Label égalité, bus de l’emploi, forums de recrutement dans les quartiers populaires, charte de la diversité... On ne compte plus aujourd’hui les initiatives menées en faveur d’une meilleure représentation des différentes composantes de la société française dans le monde du travail.
Réunis par Metro à l’occasion d’une table ronde sur le thème de la diversité, cinq professionnels ont fait le point sur les actions mises en place dans leurs entreprises respectives. Ils dressent pour nous un tableau lucide mais optimiste des efforts engagés.
Le handicap au travail
Deux lois, celle de 1987 à l’initiative de Philippe Seguin et celle de février 2005, ont fixé un cadre législatif visant à promouvoir l’emploi des personnes handicapées en France.
“Nous sommes passés de 8 000 travailleurs handicapés embauchés en 1987 à plus de 115 000 aujourd’hui. C’est une avancée considérable”, se félicite Tanguy du Chéné, le président de l’Agefiph.
Cette association privée œuvre depuis plus de vingt ans à faire se rapprocher le monde du travail et celui du handicap. Elle bénéficie pour cela d’un fonds alimenté par les entreprises de vingt salariés et plus soumises à l’obligation d’emploi des personnes handicapées.
Quota zéro
Aujourd’hui, son action se porte tout particulièrement sur ces 27 000 entreprises françaises dites “à quota zéro”, c’est-à-dire qui n’ont pas embauché un seul salarié handicapé. “La loi de 2005 prévoit fin 2009 une surpénalité de 1 500 fois le smic horaire par tranche de 20 employés pour ces sociétés à quota zéro. C’est très pénalisant, en particulier pour les petites entreprises.
Qu’est-ce qui freine les embauches ? Sans aucun doute le niveau de formation des travailleurs handicapés. Seulement 3% d’entre eux possède un niveau bac + 3...
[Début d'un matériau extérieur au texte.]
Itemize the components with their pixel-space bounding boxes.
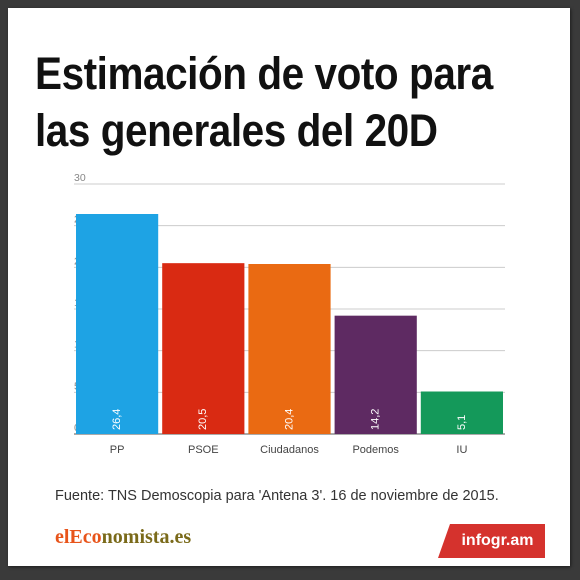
bar-value-label: 26,4 (111, 409, 123, 430)
bar (248, 264, 331, 434)
bar-chart: 05101520253026,4PP20,5PSOE20,4Ciudadanos… (74, 172, 505, 456)
bar-value-label: 20,5 (197, 409, 209, 430)
chart-title: Estimación de voto para las generales de… (35, 45, 503, 159)
x-tick-label: IU (456, 444, 467, 456)
infographic-card: Estimación de voto para las generales de… (8, 8, 570, 566)
title-line-1: Estimación de voto para (35, 48, 493, 99)
eleconomista-logo[interactable]: elEconomista.es (55, 526, 192, 548)
bar-value-label: 20,4 (283, 409, 295, 430)
bar-value-label: 14,2 (370, 409, 382, 430)
x-tick-label: Podemos (352, 444, 399, 456)
y-tick-label: 30 (74, 172, 86, 184)
title-line-2: las generales del 20D (35, 105, 438, 156)
x-tick-label: PSOE (188, 444, 219, 456)
bar-value-label: 5,1 (456, 415, 468, 430)
x-tick-label: PP (110, 444, 125, 456)
bar (334, 315, 417, 434)
infogram-badge[interactable]: infogr.am (438, 524, 545, 558)
source-note: Fuente: TNS Demoscopia para 'Antena 3'. … (55, 488, 499, 504)
bar (76, 214, 159, 434)
bar (162, 263, 245, 434)
bar (420, 391, 503, 434)
x-tick-label: Ciudadanos (260, 444, 319, 456)
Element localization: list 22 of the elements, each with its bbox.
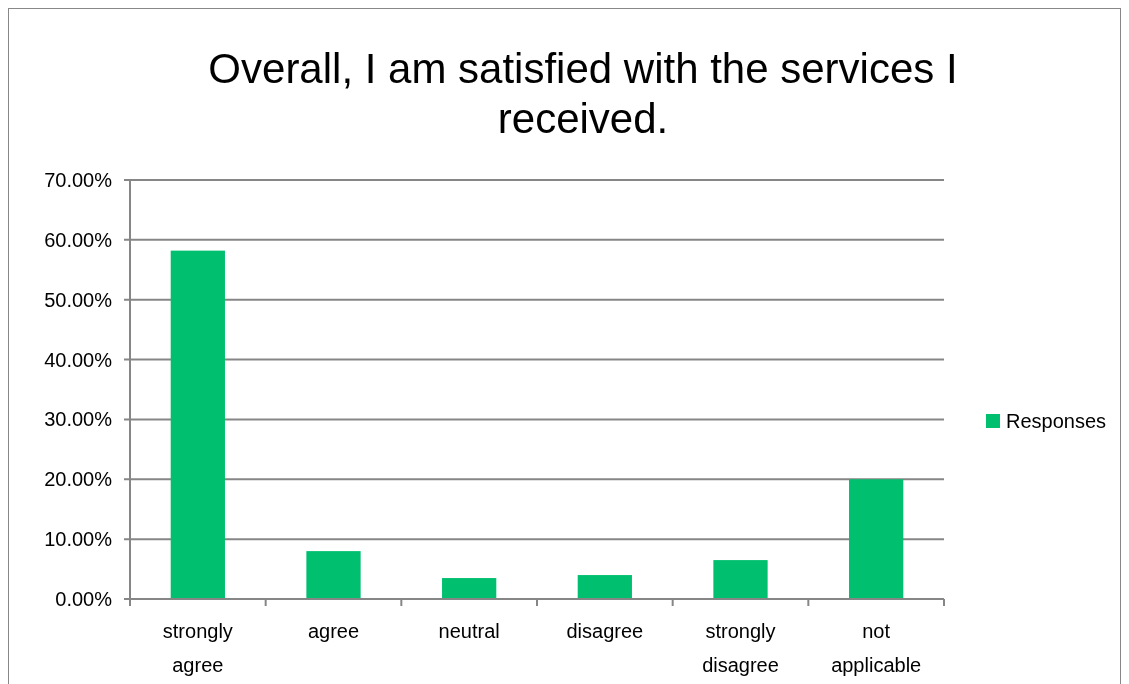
y-tick-label: 10.00% — [44, 528, 113, 551]
bar — [442, 578, 497, 599]
y-tick-label: 50.00% — [44, 288, 113, 311]
y-tick-label: 70.00% — [44, 169, 113, 191]
x-tick-label: neutral — [438, 620, 500, 642]
y-tick-label: 0.00% — [55, 588, 113, 610]
y-tick-label: 20.00% — [44, 468, 113, 491]
y-tick-label: 60.00% — [44, 228, 113, 251]
bar — [849, 479, 904, 599]
x-tick-label: agree — [307, 620, 360, 642]
x-tick-label: not applicable — [831, 620, 922, 676]
y-tick-label: 30.00% — [44, 408, 113, 431]
chart-title: Overall, I am satisfied with the services I received. — [208, 45, 958, 142]
x-tick-label: strongly agree — [162, 620, 233, 676]
x-tick-label: disagree — [566, 620, 644, 642]
y-tick-label: 40.00% — [44, 348, 113, 371]
legend-label: Responses — [1006, 410, 1107, 432]
bar — [713, 560, 768, 599]
x-tick-label: strongly disagree — [702, 620, 779, 676]
bar — [170, 250, 225, 599]
bar — [306, 551, 361, 599]
bar — [577, 575, 632, 599]
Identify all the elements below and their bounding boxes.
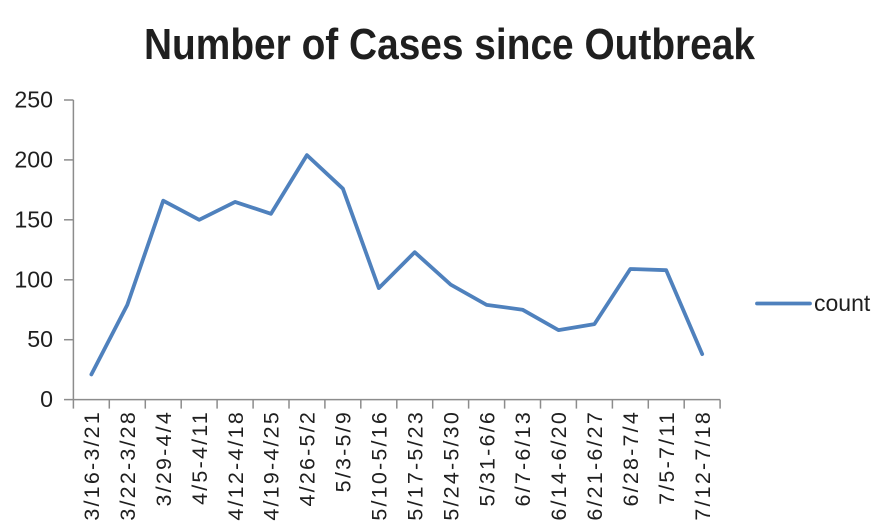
svg-text:250: 250: [14, 87, 53, 113]
svg-text:4/12-4/18: 4/12-4/18: [224, 410, 248, 521]
svg-text:3/22-3/28: 3/22-3/28: [116, 410, 140, 521]
svg-text:5/10-5/16: 5/10-5/16: [368, 410, 392, 521]
svg-text:5/24-5/30: 5/24-5/30: [439, 410, 463, 521]
svg-text:0: 0: [40, 386, 53, 412]
svg-text:count: count: [814, 290, 871, 316]
svg-text:50: 50: [27, 326, 53, 352]
svg-text:6/7-6/13: 6/7-6/13: [511, 410, 535, 507]
svg-text:150: 150: [14, 206, 53, 232]
svg-text:3/29-4/4: 3/29-4/4: [152, 410, 176, 507]
svg-text:5/3-5/9: 5/3-5/9: [332, 410, 356, 492]
svg-text:7/5-7/11: 7/5-7/11: [655, 410, 679, 505]
svg-text:5/17-5/23: 5/17-5/23: [404, 410, 428, 521]
svg-text:100: 100: [14, 266, 53, 292]
svg-text:4/26-5/2: 4/26-5/2: [296, 410, 320, 507]
svg-text:7/12-7/18: 7/12-7/18: [691, 410, 715, 521]
svg-text:200: 200: [14, 146, 53, 172]
svg-text:5/31-6/6: 5/31-6/6: [475, 410, 499, 507]
svg-text:6/28-7/4: 6/28-7/4: [619, 410, 643, 507]
svg-text:6/21-6/27: 6/21-6/27: [583, 410, 607, 521]
svg-text:3/16-3/21: 3/16-3/21: [80, 410, 104, 521]
svg-text:Number of Cases since Outbreak: Number of Cases since Outbreak: [144, 20, 755, 69]
svg-text:6/14-6/20: 6/14-6/20: [547, 410, 571, 521]
svg-text:4/5-4/11: 4/5-4/11: [188, 410, 212, 505]
svg-text:4/19-4/25: 4/19-4/25: [260, 410, 284, 521]
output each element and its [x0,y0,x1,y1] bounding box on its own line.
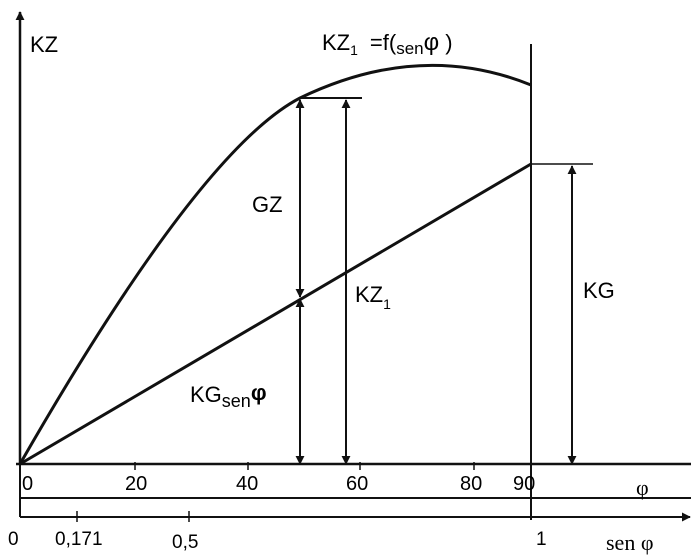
kz1-label: KZ1 [355,282,391,312]
phi-tick-label: 40 [236,473,258,495]
phi-tick-label: 90 [513,473,535,495]
sen-tick-label: 1 [536,529,547,550]
phi-axis-ticks: 0 20 40 60 80 90 [22,473,535,495]
sen-axis-ticks: 0 0,171 0,5 1 [8,529,547,553]
curve-label: KZ1 =f(senφ) [322,29,453,58]
phi-tick-label: 20 [125,473,147,495]
kg-label: KG [583,278,615,303]
phi-axis-label: φ [636,475,649,500]
sen-tick-label: 0,171 [55,529,103,550]
kg-sen-line [19,162,532,466]
kgsen-label: KGsenφ [190,380,267,411]
gz-label: GZ [252,192,283,217]
phi-tick-label: 80 [460,473,482,495]
y-axis-label: KZ [30,32,58,57]
phi-tick-label: 60 [346,473,368,495]
phi-tick-label: 0 [22,473,33,495]
kz1-curve [18,63,532,465]
sen-axis-label: sen φ [606,530,654,555]
sen-tick-label: 0,5 [172,532,198,553]
sen-tick-label: 0 [8,529,19,550]
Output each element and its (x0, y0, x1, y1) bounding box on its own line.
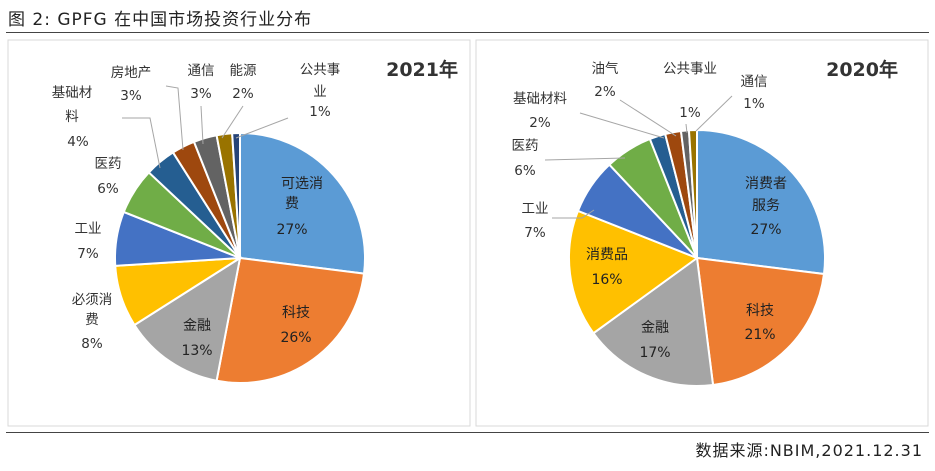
slice-name-label: 金融 (183, 318, 211, 334)
slice-value-label: 6% (97, 181, 119, 197)
slice-value-label: 17% (639, 345, 670, 361)
slice-name-label: 消费者 (745, 176, 787, 192)
pie-slice (568, 209, 700, 335)
slice-value-label: 13% (181, 343, 212, 359)
slice-value-label: 7% (77, 246, 99, 262)
slice-name-label: 医药 (512, 138, 539, 154)
slice-value-label: 6% (514, 163, 536, 179)
slice-value-label: 16% (591, 272, 622, 288)
pie-slice (231, 131, 241, 259)
chart-title: 2020年 (826, 58, 898, 81)
pie-slice (696, 128, 826, 276)
slice-name-label: 业 (313, 84, 327, 100)
slice-name-label: 通信 (741, 74, 768, 90)
slice-name-label: 能源 (230, 63, 257, 79)
slice-name-label: 工业 (75, 221, 102, 237)
slice-name-label: 科技 (282, 305, 310, 321)
slice-name-label: 公共事 (300, 62, 341, 78)
slice-name-label: 医药 (95, 156, 122, 172)
leader-line (619, 99, 677, 137)
slice-value-label: 7% (524, 225, 546, 241)
slice-name-label: 费 (285, 196, 299, 212)
pie-slice (695, 256, 826, 387)
slice-value-label: 27% (276, 222, 307, 238)
slice-value-label: 27% (750, 222, 781, 238)
slice-name-label: 房地产 (111, 65, 152, 81)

Responsable handicap et emploi au Crédit Agricole, Anne Bizouard insiste sur les bénéfices des contrats d’apprentissage dans le cas de ces travailleurs. “Nous avons dû mener un important travail de formation pour les intégrer dans notre entreprise. Les contrats d’apprentissage sont bien adaptés car ils permettent de bâtir des compétences et de suivre les employés.”
La parité homme-femme
Accompagner la promotion des femmes à des postes de cadre et réduire les écarts de salaires entre les hommes et leurs homologues féminines, voici deux enjeux importants de la parité au travail. Pour la Société Générale, cette question est au cœur des politiques de recrutement comme l’explique Sandra Chevrel, chargée des projets sociaux pour la banque française. “Nous recrutons chaque année en France près de 6 000 nouveaux collaborateurs, ce qui nous permet d’agir sur les inégalités. Nous veillons tout spécialement à favoriser l’embauche et la promotion des femmes cadres. Notre objectif est d’atteindre un taux de 40% de femmes parmi nos cadres.” Une préoccupation que l’on retrouve chez EDF. “Nous avons reçu en 2007 le label “égalité homme-femme” qui vient récompenser notre politique de réduction systématique des écarts salariaux entre les deux sexes”, précise Eve Mathieu, directrice de la marque employeur du groupe EDF.
La diversité ethnique
Elles sont de plus en plus nombreuses ces entreprises qui organisent des forums de recrutement dans les quartiers. Pour se donner bonne conscience ? Pas vraiment. “Nous sommes passés d’une politique défensive – lutter contre les discriminations — à une politique offensive — profiter de tous les talents”, explique Karim Zeribi, conseiller du président en charge des questions d’égalité des chances à la SNCF. “Nous allons dans les quartiers parce que nous avons un intérêt économique à y aller ! Il y a tant d’énergies qui ont été sous-estimées. Et, la diversité, c’est la meilleure façon de contrer la reproduction sociale et, pour une grande entreprise internationale, de rester compétitive ”, poursuit-il.
“Nous avons mis en place en Bourgogne un bus de l’emploi pour sensibiliser les jeunes aux opportunités dans le secteur de l’industrie”, note pour sa part Marianne Naud, directeur de la politique sociale chez Areva.
Autocensure
En termes de diversité ethnique, il faut aussi souvent prendre en compte les complexes... des candidats potentiels qui manquent de confiance en eux.
“Lors des forums de recrutement que nous avons organisés, nous avons rencontré 12 000 jeunes. 98% d’entre eux nous ont confié qu’ils n’auraient jamais déposé de candidature à la SNCF si nous n’étions pas venus les rencontrer !” conclut Karim Zeribi.